Mother Teresa. (AAP)




Iconic nun and missionary Mother Teresa is set to become a Catholic saint next week, in a ceremony and Mass led by Pope Francis.


The open-air ceremony will be held on September 4 in St Peter’s Square in Vatican City, and is expected to draw a crowd of hundreds of thousands.
Born Agnes Gonxha Bojaxhiu in 1910 in the Macedonian capital of Skopje, she became a nun and spent several years in Kolkata, India after training with the Sisters of Loreto.


She worked as a teacher, and started an order called The Missionaries of Charity in 1950 to look after less-fortunate people.

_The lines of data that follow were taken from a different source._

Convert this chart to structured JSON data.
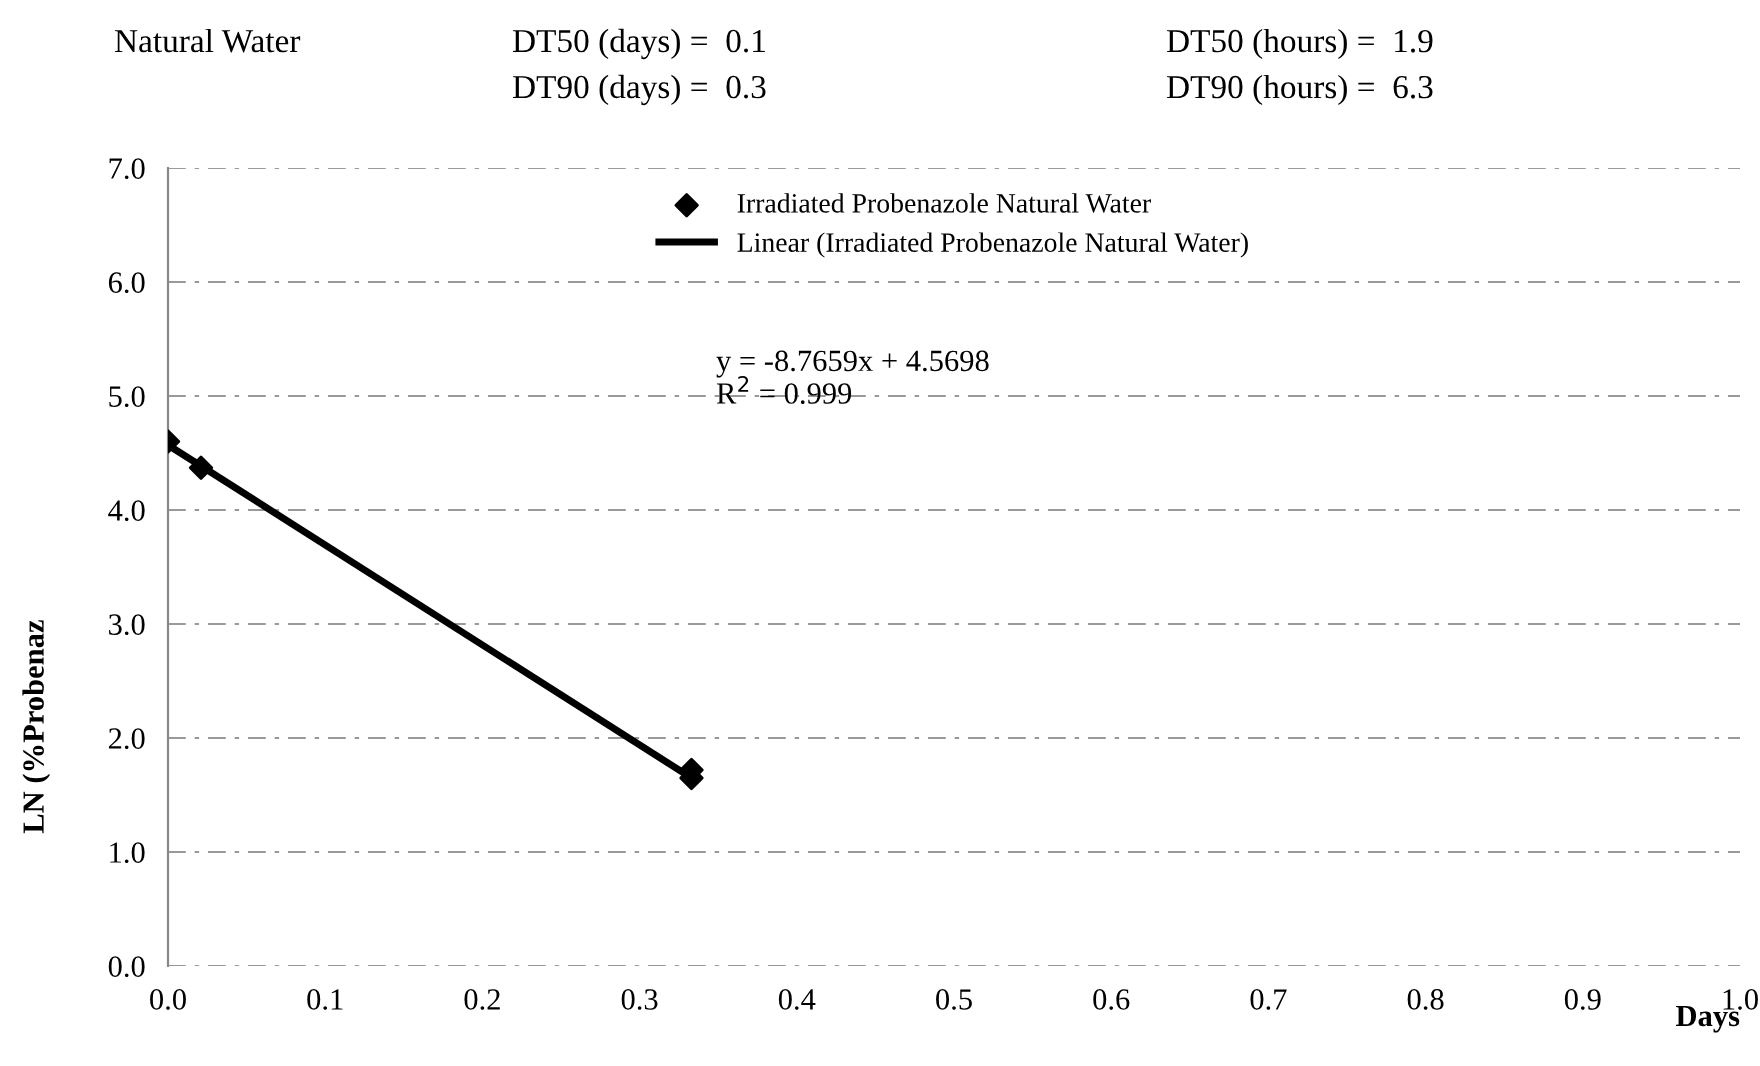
{
  "chart_data": {
    "type": "scatter",
    "title": "Natural Water",
    "annotations": [
      "DT50 (days) =  0.1",
      "DT90 (days) =  0.3",
      "DT50 (hours) =  1.9",
      "DT90 (hours) =  6.3",
      "y = -8.7659x + 4.5698\nR$^{2}$ = 0.999"
    ],
    "xlabel": "Days",
    "ylabel": "LN (%Probenaz",
    "series": [
      {
        "name": "Irradiated Probenazole Natural Water",
        "color": "#000000",
        "marker": "diamond",
        "x": [
          0.0,
          0.021,
          0.333,
          0.333
        ],
        "values": [
          4.6,
          4.37,
          1.72,
          1.65
        ]
      },
      {
        "name": "Linear (Irradiated Probenazole Natural Water)",
        "type": "line",
        "color": "#000000",
        "line_style": "solid",
        "x": [
          0.0,
          0.333
        ],
        "values": [
          4.57,
          1.65
        ]
      }
    ],
    "xlim": [
      0,
      1.0
    ],
    "xticks": [
      {
        "value": 0,
        "label": "0.0"
      },
      {
        "value": 0.1,
        "label": "0.1"
      },
      {
        "value": 0.2,
        "label": "0.2"
      },
      {
        "value": 0.3,
        "label": "0.3"
      },
      {
        "value": 0.4,
        "label": "0.4"
      },
      {
        "value": 0.5,
        "label": "0.5"
      },
      {
        "value": 0.6,
        "label": "0.6"
      },
      {
        "value": 0.7,
        "label": "0.7"
      },
      {
        "value": 0.8,
        "label": "0.8"
      },
      {
        "value": 0.9,
        "label": "0.9"
      },
      {
        "value": 1.0,
        "label": "1.0"
      }
    ],
    "ylim": [
      0,
      7.0
    ],
    "yticks": [
      {
        "value": 0,
        "label": "0.0"
      },
      {
        "value": 1,
        "label": "1.0"
      },
      {
        "value": 2,
        "label": "2.0"
      },
      {
        "value": 3,
        "label": "3.0"
      },
      {
        "value": 4,
        "label": "4.0"
      },
      {
        "value": 5,
        "label": "5.0"
      },
      {
        "value": 6,
        "label": "6.0"
      },
      {
        "value": 7,
        "label": "7.0"
      }
    ],
    "grid": "y",
    "legend": "top"
  }
}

In 1979, Mother Teresa was awarded the Nobel Peace Prize for “work undertaken in the struggle to overcome poverty and distress, which also constitutes a threat to peace” and donated the fund to the poor.


She continued to travel the world visiting various branches of the Missionaries of Charity despite ailing health problems, right up until her death in 1997. She donated the prize’s funds to the poor in India.


She was officially beatified within the Catholic church in 2003 by Pope John Paul II – the first step to sainthood.


While she was one of the 20th century’s most iconic and beloved figures, her hardline opposition to contraception and abortion drew controversy among her followers and critics.